Сидя в углу за дровяной плитой, Маша слушала их кухонные разговоры и думала: «Горстка пепла. Борьба за выживание. Он сказал: счастлив тот, кто узрит прах своего врага. Поминки – это для Паньки. Для мамы – праздник. Поэтому она и готовит…»
Маша дернула плечом и ушла.
В крематории назначили на двенадцать. Институтский автобус должен был подъехать к Максимилиановской не позже десяти. До больницы добрались пешком. Институтский водитель приоткрыл дверцу кабины: «Михаил Шендерыч, к воротам подавать?» На Машу он покосился веселым глазом.
Гроб, затянутый красным ситцем, топорщился сиротливыми кистями. В изголовье, под крышкой, лежало Фроськино мертвое лицо. Стараясь об этом не думать, Маша вдруг вспомнила: цветы. Она шепнула матери.

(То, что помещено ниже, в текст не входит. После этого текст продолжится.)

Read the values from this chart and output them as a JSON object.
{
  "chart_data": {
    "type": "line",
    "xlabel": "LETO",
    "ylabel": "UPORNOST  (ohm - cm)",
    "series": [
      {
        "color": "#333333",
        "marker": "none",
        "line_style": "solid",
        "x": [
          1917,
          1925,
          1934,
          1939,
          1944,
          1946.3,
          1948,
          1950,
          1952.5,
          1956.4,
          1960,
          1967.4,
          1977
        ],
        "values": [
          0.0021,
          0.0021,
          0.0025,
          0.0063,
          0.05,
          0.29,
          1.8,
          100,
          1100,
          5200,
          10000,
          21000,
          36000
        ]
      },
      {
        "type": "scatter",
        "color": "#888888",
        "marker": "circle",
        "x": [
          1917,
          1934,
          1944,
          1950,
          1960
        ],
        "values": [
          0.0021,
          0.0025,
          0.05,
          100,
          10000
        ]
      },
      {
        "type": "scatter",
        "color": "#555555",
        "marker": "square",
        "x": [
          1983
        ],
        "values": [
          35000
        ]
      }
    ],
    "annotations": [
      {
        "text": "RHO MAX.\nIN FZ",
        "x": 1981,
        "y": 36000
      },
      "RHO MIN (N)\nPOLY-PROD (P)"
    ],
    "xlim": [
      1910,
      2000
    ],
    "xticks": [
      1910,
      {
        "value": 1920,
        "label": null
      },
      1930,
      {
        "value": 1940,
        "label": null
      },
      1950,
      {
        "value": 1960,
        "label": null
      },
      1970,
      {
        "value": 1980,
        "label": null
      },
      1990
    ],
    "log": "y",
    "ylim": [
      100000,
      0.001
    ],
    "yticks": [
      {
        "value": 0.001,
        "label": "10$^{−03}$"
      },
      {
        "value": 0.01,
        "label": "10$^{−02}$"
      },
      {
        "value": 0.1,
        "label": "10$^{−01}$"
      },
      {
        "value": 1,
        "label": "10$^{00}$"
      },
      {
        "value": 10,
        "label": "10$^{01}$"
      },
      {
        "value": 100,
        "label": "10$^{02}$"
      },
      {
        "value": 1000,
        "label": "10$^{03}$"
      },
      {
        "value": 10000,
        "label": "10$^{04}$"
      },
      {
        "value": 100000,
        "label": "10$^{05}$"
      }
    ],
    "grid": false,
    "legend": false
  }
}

«Ничего, ничего, там, у самого крематория… Бабки должны продавать», – мама зашептала в ответ.
По обеим сторонам дороги лежали поля, пожухлые и полуголые. Вдалеке, из-за кромки леса, поднималась серая труба. Желтоватый дымок струился, уходя в небо, дрожал у самого жерла.

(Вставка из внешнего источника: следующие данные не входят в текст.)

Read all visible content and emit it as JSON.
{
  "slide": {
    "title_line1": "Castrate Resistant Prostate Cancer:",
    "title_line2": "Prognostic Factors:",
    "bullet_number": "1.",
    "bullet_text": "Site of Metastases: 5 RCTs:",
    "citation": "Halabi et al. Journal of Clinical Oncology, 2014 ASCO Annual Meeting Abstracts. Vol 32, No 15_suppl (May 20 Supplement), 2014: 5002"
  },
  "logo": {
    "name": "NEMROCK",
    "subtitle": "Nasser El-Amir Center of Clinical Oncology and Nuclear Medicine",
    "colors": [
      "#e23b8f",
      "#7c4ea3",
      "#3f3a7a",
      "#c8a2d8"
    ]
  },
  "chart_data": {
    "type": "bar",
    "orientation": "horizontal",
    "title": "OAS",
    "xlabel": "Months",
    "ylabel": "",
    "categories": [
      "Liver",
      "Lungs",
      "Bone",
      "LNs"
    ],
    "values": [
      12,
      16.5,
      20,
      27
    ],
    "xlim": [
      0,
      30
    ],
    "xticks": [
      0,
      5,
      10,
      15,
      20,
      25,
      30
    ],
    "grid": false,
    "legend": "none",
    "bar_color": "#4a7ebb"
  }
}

«Жертва, жернов, жерло…» – покосившись на ситцевую крышку, Маша вспомнила свой словарь.
Автобус проехал вдоль ограды, за которой открывался скверик. На клумбах росли жидкие темно-бордовые цветы. Мимо широкой лестницы, ведущей на верхнюю площадку, автобус объехал приземистое здание, стоящее на холме. Миновав невзрачные хозяйственные постройки, водитель подкатил к воротам. Два мужика в рабочей одежде подтащили железную телегу и выволокли гроб.
«Надо бы помянуть, как думаешь, а, хозяйка?» – старший обратился к маме. Торопливо порывшись в кошельке, мама протянула рубль. «Кого поминать-то?» – он спрашивал сурово. «Ефросинью, – мама ответила испуганно, – рабу божью Ефросинию». «Не сомневайся, помянем в лучшем виде», – сунув рубль в карман, он взялся за тележную ручку.
До назначенного времени оставалось полчаса. Маша шла вдоль ограды: цветочных бабок не было.